It was the early spring of 2005 in Ohio. My boyfriend and I had been together for almost a year when I discovered I was pregnant in a Planned Parenthood.

Like many 23-year-olds, I was irresponsible. In fact, just six months before I had failed out of my first year of college. I was never taught practical things while growing up, like how to balance a checkbook or manage time. No one ever told me about periods, sex, or birth control outside my fifth-grade health class. My own mother was a teenager when she became pregnant with me, with an abusive young man who would later molest me. Needless to say, I was not set up for success.

Adulthood felt like I was being thrown to the wolves. It was a mix of alcohol, drugs, and late nights numbing years of abuse. I barely scraped by working at a record store and did not have any financial support from my family. I had no medical insurance. My menstrual cycles had always been irregular, and I wasn’t even sure I could get pregnant. I had leukemia as a child and had been told that the chemotherapy could impact my reproductive system.

Sometimes I forgot to take my birth control pills. I hoped that one byproduct of my cancer (which I considered to be my second most major life tragedy, following being born to a teenager and a molester) was that I wouldn’t get pregnant in spite of sometimes having unprotected sex and being inconsistent with birth control.

I had run out of pills and went to get a refill at Planned Parenthood. “Could you be pregnant?” they asked. They gave me a test and there was no doubt that I was pregnant. I was in shock. The clinician gave me a few pamphlets with my options. Based on my last menstrual cycle I was probably just five weeks pregnant, which meant I could have a nonsurgical abortion if I decided not to keep the pregnancy.

I called my boyfriend and told him we needed to talk. I’m certain he must have thought I was going to break up with him. Holding the pamphlets, head down, I told him I was pregnant, as if admitting defeat. My boyfriend, who would later become my husband and the father of my two children, looked completely caught off guard. “But you’re on birth control?” He didn’t know at the time that I occasionally forgot pills, or that I couldn’t deal with being sober because my trauma and feelings of failure were too much to bear. He did know that this decision was entirely my own and said he’d support whatever I chose to do. I already felt pregnancy symptoms at that point—sore breasts, cramps, and overall discomfort. I wanted to decide immediately, because if I was not going to keep this pregnancy I didn’t want to develop any lasting associations to the way I felt.

In one day, I went from thinking I was physically incapable of having children to needing to decide whether to keep a pregnancy. At this stage of my life, the reality of motherhood sounded like a nightmare. I could barely take care of myself. Why would I want to bring children into a world where kids get cancer, get molested by their fathers, and flunk out of college? It felt like an easy decision. I called the nearest abortion provider and made an appointment, which was actually two visits. My boyfriend accompanied me to both.

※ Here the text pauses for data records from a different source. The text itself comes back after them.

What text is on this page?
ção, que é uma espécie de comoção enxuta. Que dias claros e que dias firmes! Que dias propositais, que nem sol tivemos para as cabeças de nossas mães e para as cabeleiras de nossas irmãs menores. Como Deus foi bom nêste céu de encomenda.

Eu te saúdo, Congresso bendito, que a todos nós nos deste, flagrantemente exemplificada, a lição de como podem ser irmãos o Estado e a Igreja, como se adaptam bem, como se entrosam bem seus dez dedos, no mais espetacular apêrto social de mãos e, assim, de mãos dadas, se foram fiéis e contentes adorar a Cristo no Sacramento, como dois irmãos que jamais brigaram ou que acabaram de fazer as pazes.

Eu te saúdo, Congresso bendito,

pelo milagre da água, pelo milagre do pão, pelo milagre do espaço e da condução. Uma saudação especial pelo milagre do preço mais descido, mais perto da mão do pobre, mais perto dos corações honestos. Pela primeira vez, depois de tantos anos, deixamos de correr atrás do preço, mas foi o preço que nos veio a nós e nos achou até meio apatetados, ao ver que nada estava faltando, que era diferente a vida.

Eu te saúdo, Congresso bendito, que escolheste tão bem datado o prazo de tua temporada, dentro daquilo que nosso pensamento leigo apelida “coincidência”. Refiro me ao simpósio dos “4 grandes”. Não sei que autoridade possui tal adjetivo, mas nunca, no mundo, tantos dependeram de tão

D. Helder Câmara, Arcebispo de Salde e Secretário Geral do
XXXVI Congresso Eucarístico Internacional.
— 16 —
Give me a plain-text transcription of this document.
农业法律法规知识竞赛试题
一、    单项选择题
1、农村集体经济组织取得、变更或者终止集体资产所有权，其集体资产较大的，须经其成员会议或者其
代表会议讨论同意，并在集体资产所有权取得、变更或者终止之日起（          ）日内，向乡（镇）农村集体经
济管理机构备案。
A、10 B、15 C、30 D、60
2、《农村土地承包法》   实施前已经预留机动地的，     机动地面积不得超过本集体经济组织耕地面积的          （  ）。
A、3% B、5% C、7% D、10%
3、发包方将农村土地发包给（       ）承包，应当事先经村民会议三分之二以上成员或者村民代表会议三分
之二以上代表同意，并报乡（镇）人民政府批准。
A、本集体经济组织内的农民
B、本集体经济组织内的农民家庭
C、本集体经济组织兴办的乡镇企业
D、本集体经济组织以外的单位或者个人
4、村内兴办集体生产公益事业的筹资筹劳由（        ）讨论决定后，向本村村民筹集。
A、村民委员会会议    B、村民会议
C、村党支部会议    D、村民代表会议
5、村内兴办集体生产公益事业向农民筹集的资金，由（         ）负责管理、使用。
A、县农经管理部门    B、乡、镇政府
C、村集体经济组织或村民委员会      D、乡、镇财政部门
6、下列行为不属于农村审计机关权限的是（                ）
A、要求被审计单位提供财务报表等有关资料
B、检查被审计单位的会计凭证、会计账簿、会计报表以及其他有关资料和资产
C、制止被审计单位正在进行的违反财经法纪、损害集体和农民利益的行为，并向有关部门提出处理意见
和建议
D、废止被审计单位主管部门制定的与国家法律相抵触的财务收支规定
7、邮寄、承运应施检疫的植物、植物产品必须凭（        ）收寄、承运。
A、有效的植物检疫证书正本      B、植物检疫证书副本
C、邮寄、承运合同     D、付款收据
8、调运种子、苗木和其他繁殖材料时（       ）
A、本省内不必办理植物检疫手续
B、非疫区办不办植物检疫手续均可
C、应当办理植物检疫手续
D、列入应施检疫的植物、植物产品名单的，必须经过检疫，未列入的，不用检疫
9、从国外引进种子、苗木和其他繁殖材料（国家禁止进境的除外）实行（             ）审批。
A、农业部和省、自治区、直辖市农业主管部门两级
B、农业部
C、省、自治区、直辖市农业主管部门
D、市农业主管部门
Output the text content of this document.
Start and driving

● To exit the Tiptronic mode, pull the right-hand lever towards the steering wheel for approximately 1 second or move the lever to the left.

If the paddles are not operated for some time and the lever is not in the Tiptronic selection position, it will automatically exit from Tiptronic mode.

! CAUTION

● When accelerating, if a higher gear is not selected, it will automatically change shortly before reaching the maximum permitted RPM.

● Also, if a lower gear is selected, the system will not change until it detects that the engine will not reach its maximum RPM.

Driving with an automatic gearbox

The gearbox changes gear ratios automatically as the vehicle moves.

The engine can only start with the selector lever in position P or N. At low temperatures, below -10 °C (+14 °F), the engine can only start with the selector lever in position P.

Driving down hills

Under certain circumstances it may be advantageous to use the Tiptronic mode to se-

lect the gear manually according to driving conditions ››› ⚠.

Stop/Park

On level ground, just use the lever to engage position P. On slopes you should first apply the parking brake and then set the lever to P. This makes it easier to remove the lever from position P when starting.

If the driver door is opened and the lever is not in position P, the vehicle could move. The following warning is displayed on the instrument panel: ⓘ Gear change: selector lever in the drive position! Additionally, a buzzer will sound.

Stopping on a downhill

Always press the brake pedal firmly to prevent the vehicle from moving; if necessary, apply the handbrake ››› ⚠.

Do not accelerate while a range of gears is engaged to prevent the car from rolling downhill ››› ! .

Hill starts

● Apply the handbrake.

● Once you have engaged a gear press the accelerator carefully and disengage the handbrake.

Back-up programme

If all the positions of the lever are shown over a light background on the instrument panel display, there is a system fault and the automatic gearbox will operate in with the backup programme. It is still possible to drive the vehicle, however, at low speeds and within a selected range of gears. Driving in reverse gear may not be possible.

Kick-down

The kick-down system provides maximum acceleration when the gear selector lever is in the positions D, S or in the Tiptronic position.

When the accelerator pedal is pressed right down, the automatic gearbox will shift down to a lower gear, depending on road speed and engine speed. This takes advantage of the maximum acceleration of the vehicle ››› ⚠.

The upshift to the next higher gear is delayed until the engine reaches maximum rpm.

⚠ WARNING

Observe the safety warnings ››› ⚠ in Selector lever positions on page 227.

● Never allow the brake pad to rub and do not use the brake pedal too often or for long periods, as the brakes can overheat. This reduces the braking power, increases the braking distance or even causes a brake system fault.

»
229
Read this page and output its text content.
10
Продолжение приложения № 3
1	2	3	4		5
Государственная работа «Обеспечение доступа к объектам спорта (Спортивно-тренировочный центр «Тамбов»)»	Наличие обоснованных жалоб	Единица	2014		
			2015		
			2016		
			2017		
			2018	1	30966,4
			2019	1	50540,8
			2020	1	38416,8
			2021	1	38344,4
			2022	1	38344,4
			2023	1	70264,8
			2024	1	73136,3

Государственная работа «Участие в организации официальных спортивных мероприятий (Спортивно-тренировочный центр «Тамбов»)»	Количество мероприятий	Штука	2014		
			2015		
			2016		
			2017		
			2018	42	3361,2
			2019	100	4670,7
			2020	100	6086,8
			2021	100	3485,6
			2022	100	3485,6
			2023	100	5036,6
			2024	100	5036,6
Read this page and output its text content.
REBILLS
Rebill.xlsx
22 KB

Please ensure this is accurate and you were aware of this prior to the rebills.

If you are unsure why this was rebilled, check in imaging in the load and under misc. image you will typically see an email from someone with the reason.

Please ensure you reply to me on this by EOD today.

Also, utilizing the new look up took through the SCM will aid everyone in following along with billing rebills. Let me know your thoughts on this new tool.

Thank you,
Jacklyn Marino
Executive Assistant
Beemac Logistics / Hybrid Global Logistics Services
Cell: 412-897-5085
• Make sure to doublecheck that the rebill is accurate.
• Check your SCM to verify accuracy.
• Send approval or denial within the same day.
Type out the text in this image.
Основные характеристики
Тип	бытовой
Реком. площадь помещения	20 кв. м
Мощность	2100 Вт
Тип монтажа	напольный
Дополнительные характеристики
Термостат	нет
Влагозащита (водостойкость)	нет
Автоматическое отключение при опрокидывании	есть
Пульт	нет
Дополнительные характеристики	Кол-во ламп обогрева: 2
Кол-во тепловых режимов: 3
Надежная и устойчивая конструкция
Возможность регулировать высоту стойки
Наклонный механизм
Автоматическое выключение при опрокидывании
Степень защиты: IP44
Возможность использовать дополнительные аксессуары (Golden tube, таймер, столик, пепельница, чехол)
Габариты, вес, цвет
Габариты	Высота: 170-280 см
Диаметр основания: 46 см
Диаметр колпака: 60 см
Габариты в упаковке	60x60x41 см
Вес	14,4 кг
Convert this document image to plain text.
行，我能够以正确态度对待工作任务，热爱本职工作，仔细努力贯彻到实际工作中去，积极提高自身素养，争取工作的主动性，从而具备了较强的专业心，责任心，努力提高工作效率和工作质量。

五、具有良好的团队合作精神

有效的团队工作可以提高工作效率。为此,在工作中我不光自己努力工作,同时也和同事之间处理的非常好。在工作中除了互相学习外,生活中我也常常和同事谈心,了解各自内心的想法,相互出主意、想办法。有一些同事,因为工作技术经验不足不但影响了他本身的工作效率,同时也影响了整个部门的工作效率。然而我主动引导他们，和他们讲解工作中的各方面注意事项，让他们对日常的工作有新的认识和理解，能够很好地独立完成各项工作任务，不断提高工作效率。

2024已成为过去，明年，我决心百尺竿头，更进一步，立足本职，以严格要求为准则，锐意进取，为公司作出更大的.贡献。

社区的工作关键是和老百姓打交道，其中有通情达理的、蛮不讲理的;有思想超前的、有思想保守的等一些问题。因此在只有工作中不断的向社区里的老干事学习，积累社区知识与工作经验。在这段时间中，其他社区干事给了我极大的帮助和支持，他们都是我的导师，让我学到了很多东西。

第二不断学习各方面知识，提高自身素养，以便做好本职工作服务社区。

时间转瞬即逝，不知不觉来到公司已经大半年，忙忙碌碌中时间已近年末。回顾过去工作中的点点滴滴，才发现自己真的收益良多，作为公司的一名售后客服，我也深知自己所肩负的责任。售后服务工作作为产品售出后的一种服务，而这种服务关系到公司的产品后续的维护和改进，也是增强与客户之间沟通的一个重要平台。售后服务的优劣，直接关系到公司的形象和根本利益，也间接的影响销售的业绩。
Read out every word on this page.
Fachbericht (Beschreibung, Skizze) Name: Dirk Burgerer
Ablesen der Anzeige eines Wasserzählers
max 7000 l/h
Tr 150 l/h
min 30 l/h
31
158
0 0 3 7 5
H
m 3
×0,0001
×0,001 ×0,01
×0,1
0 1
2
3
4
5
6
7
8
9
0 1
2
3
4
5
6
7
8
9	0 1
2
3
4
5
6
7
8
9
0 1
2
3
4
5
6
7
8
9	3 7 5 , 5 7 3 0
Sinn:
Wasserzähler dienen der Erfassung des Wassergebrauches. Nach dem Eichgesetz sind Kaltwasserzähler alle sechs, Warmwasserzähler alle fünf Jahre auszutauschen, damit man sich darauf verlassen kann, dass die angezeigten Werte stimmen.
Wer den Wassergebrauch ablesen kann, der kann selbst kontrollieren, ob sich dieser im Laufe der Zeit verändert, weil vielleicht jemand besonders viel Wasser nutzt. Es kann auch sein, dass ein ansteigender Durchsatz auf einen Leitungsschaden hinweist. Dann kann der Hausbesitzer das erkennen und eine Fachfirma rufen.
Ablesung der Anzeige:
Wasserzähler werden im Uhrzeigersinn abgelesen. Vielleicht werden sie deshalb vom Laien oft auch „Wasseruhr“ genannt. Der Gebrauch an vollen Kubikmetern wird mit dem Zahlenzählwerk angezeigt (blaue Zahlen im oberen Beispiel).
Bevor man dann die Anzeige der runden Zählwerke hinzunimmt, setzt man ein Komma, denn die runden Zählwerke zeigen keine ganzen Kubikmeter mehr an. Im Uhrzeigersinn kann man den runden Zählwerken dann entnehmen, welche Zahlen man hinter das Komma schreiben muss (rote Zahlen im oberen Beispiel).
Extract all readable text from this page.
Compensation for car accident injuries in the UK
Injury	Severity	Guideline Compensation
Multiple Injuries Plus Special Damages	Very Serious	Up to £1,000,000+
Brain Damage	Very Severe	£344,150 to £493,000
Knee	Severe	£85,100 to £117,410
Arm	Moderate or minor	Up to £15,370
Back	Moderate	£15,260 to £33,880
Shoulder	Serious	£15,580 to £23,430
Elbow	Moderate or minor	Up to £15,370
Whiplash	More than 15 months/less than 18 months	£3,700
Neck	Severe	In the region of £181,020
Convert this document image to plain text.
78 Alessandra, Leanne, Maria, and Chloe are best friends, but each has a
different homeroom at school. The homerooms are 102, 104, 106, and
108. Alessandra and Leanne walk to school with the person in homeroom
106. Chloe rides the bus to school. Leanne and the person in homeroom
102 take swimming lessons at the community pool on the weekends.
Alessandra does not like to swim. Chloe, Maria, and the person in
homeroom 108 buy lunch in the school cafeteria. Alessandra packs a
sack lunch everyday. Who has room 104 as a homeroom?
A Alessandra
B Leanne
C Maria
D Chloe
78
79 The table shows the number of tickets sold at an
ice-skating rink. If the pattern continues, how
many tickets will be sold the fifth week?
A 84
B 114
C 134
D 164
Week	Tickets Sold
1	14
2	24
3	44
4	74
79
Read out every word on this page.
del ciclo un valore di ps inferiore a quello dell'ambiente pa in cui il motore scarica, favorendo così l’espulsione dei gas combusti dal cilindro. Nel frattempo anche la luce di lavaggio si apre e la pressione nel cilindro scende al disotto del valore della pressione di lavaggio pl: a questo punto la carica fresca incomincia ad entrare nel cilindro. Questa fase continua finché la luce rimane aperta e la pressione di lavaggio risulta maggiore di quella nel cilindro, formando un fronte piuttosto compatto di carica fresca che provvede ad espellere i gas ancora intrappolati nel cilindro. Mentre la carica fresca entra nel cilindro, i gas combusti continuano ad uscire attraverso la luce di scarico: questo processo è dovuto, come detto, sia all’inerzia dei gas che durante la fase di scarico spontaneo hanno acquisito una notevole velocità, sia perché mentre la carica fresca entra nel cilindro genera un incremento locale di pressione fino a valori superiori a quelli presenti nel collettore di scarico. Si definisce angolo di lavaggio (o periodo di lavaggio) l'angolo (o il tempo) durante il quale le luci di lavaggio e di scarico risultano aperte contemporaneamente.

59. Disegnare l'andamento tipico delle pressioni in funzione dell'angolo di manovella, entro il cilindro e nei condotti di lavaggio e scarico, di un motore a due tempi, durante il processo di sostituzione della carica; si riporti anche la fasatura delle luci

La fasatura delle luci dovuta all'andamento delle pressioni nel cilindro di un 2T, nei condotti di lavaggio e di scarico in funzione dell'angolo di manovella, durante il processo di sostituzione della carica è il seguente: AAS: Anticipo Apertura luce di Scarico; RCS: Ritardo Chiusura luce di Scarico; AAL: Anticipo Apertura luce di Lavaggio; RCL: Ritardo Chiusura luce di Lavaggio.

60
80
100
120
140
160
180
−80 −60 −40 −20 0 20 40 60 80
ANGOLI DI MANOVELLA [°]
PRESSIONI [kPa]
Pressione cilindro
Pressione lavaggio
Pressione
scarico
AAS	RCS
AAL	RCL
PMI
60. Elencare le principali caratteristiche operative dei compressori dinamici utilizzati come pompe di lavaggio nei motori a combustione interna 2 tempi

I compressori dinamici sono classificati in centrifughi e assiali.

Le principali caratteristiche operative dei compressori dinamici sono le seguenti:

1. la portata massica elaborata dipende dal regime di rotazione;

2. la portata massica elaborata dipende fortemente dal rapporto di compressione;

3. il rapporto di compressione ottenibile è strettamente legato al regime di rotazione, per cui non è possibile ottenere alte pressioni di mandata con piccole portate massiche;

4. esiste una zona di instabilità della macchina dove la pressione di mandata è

Spring in the Midwest can be unpredictable, sunshine one day and gray the next. The sky was gray the day of each of my appointments. We were not celebrating this; no one celebrates abortions. In fact, it felt like the only people who talked about abortion at all were the protesters who greeted me outside the clinic. My first visit included a vaginal ultrasound to determine gestational age, but not the kind from the movies. There were no smiles and happy couples holding hands. Only me and a nurse in a quiet room in Dayton, Ohio.

At the next appointment I was given RU-486, the abortion pill. ere were actually two pills—one to stop the pregnancy and one to expel it from my uterus. I took one pill in the clinic and was given information about what to expect. I didn’t feel anything as we left the clinic. I wanted to cry, because I imagined that is what happens when you get an abortion. I wanted to feel relief, because I imagined that is also what happens when you get an abortion. I just couldn’t feel anything.

The next day I bled.

I bled heavily, as was to be expected. I bled so much that I had to set up a pallet on the floor outside the bathroom in the house I shared with a roommate. Two of my friends kept me company for a few hours, distracting me with music and movies. Once my boyfriend got o work, he joined me. Every time I went to the bathroom I wondered, “Is this it? Is this my… baby? Embryo? Barely fertilized zygote?” I wouldn’t be able to see it anyway.

I wish I could say that my abortion served as an immediate turning point in my life, but it took several more years for me to begin processing my traumatic adolescence. Three years after my abortion, my boyfriend and I became pregnant for the second time. We were stable then, and I can’t articulate how different things felt. We welcomed the pregnancy.

Sometimes I wonder what my abortion baby would be like and then wonder if that is even healthy to think. I don’t regret having an abortion. I’m certain that if I’d kept the pregnancy, my life would not be what it is now. It would have undoubtedly become worse. I never felt able to openly discuss the abortion outside of a few close friendships, because I felt ashamed and stigmatized. I was used to feeling haunted by shameful, dark secrets. But as I become older, I become more comfortable in my skin and my choices. At this point, I refuse to feel ashamed of my abortion. It was a decision that allowed me control of my life and saved me from a life from poverty. I had an abortion and I am better for it, and I’m grateful to be a part of this movement and to share my truth.